The annual benefit dinner drew a nearly sold-out crowd of about 225 people: some from various community groups, some who have been aided by the “Community Chest” in the past, and others who just wanted to support the cause.
Larry Cousineau and Joelle Blanc were co-emcees for the evening. Lauren Gurski sang the national anthem while Fr. Francis Pudicherry said grace.
The event also featured door prizes, a silent auction, raffles, and a live auction with “local celebrities” taking turns playing the role of auctioneer.
They included local MPP Howard Hampton, Paul Noonan, Jacques Fiset, Gary Rogozinski, Terry Higgins, Bruce Armstrong, Jim Avis, Dale Fortes, and Pam Cain.
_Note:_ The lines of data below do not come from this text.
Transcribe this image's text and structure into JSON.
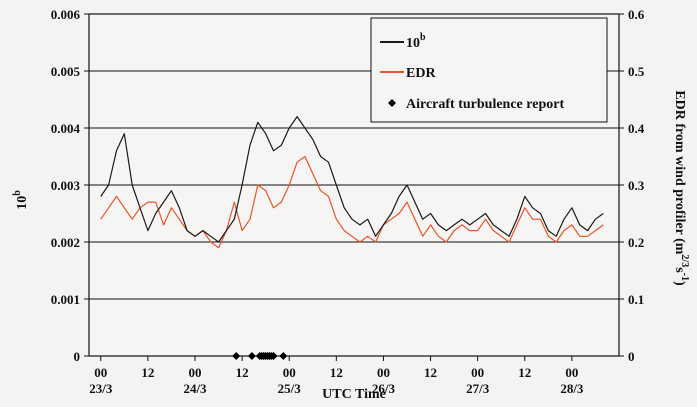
{
  "chart_data": {
    "type": "line",
    "xlabel": "UTC Time",
    "ylabel_left": "10",
    "ylabel_left_sup": "b",
    "ylabel_right": "EDR from wind profiler (m",
    "ylabel_right_sup": "2/3",
    "ylabel_right_mid": "s",
    "ylabel_right_sup2": "-1",
    "ylabel_right_end": ")",
    "x_unit": "hours since 00 UTC 23/3",
    "xlim": [
      -3,
      132
    ],
    "ylim_left": [
      0,
      0.006
    ],
    "ylim_right": [
      0,
      0.6
    ],
    "yticks_left": [
      "0",
      "0.001",
      "0.002",
      "0.003",
      "0.004",
      "0.005",
      "0.006"
    ],
    "yticks_right": [
      "0",
      "0.1",
      "0.2",
      "0.3",
      "0.4",
      "0.5",
      "0.6"
    ],
    "xticks": [
      {
        "x": 0,
        "top": "00",
        "bottom": "23/3"
      },
      {
        "x": 12,
        "top": "12",
        "bottom": ""
      },
      {
        "x": 24,
        "top": "00",
        "bottom": "24/3"
      },
      {
        "x": 36,
        "top": "12",
        "bottom": ""
      },
      {
        "x": 48,
        "top": "00",
        "bottom": "25/3"
      },
      {
        "x": 60,
        "top": "12",
        "bottom": ""
      },
      {
        "x": 72,
        "top": "00",
        "bottom": "26/3"
      },
      {
        "x": 84,
        "top": "12",
        "bottom": ""
      },
      {
        "x": 96,
        "top": "00",
        "bottom": "27/3"
      },
      {
        "x": 108,
        "top": "12",
        "bottom": ""
      },
      {
        "x": 120,
        "top": "00",
        "bottom": "28/3"
      }
    ],
    "grid": "horizontal",
    "legend_position": "top-right",
    "series": [
      {
        "name": "10",
        "name_sup": "b",
        "axis": "left",
        "color": "#1a1a1a",
        "x": [
          0,
          2,
          4,
          6,
          8,
          10,
          12,
          14,
          16,
          18,
          20,
          22,
          24,
          26,
          28,
          30,
          32,
          34,
          36,
          38,
          40,
          42,
          44,
          46,
          48,
          50,
          52,
          54,
          56,
          58,
          60,
          62,
          64,
          66,
          68,
          70,
          72,
          74,
          76,
          78,
          80,
          82,
          84,
          86,
          88,
          90,
          92,
          94,
          96,
          98,
          100,
          102,
          104,
          106,
          108,
          110,
          112,
          114,
          116,
          118,
          120,
          122,
          124,
          126,
          128
        ],
        "y": [
          0.0028,
          0.003,
          0.0036,
          0.0039,
          0.003,
          0.0026,
          0.0022,
          0.0025,
          0.0027,
          0.0029,
          0.0026,
          0.0022,
          0.0021,
          0.0022,
          0.0021,
          0.002,
          0.0022,
          0.0024,
          0.003,
          0.0037,
          0.0041,
          0.0039,
          0.0036,
          0.0037,
          0.004,
          0.0042,
          0.004,
          0.0038,
          0.0035,
          0.0034,
          0.003,
          0.0026,
          0.0024,
          0.0023,
          0.0024,
          0.0021,
          0.0023,
          0.0025,
          0.0028,
          0.003,
          0.0027,
          0.0024,
          0.0025,
          0.0023,
          0.0022,
          0.0023,
          0.0024,
          0.0023,
          0.0024,
          0.0025,
          0.0023,
          0.0022,
          0.0021,
          0.0024,
          0.0028,
          0.0026,
          0.0025,
          0.0022,
          0.0021,
          0.0024,
          0.0026,
          0.0023,
          0.0022,
          0.0024,
          0.0025
        ]
      },
      {
        "name": "EDR",
        "axis": "right",
        "color": "#e8542a",
        "x": [
          0,
          2,
          4,
          6,
          8,
          10,
          12,
          14,
          16,
          18,
          20,
          22,
          24,
          26,
          28,
          30,
          32,
          34,
          36,
          38,
          40,
          42,
          44,
          46,
          48,
          50,
          52,
          54,
          56,
          58,
          60,
          62,
          64,
          66,
          68,
          70,
          72,
          74,
          76,
          78,
          80,
          82,
          84,
          86,
          88,
          90,
          92,
          94,
          96,
          98,
          100,
          102,
          104,
          106,
          108,
          110,
          112,
          114,
          116,
          118,
          120,
          122,
          124,
          126,
          128
        ],
        "y": [
          0.24,
          0.26,
          0.28,
          0.26,
          0.24,
          0.26,
          0.27,
          0.27,
          0.23,
          0.26,
          0.24,
          0.22,
          0.21,
          0.22,
          0.2,
          0.19,
          0.22,
          0.27,
          0.22,
          0.24,
          0.3,
          0.29,
          0.26,
          0.27,
          0.3,
          0.34,
          0.35,
          0.32,
          0.29,
          0.28,
          0.24,
          0.22,
          0.21,
          0.2,
          0.21,
          0.2,
          0.23,
          0.24,
          0.25,
          0.27,
          0.24,
          0.21,
          0.23,
          0.21,
          0.2,
          0.22,
          0.23,
          0.22,
          0.22,
          0.24,
          0.22,
          0.21,
          0.2,
          0.23,
          0.26,
          0.24,
          0.24,
          0.21,
          0.2,
          0.22,
          0.23,
          0.21,
          0.21,
          0.22,
          0.23
        ]
      },
      {
        "name": "Aircraft turbulence report",
        "axis": "left",
        "type": "scatter",
        "color": "#000000",
        "x": [
          34.5,
          38.5,
          40.5,
          41.0,
          41.5,
          42.0,
          42.5,
          43.0,
          43.5,
          44.0,
          46.5
        ],
        "y": [
          0,
          0,
          0,
          0,
          0,
          0,
          0,
          0,
          0,
          0,
          0
        ]
      }
    ]
  }
}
Suppliers whose donations helped offset the cost of the meal included Canada Safeway Ltd., the Jacob Gerber Farm, La Place Rendez-Vous, Lowey’s Greenhouse and Market Garden, Royal Canadian Legion Ladies Auxiliary Br. 29, Sysco Food Service Inc., Thompson Distributors, and Webbs Wholesale.
As well, the Rendez-Vous staff donated their time to work Sunday night, and this year they were assisted by the Muskie junior girls’ volleyball team.
The purpose of the “Community Chest” dinner is to raise funds to provide financial aid to local families who need help to cover medical costs.
In the past year, the “Community Chest” disbursed more than $72,400 to such families.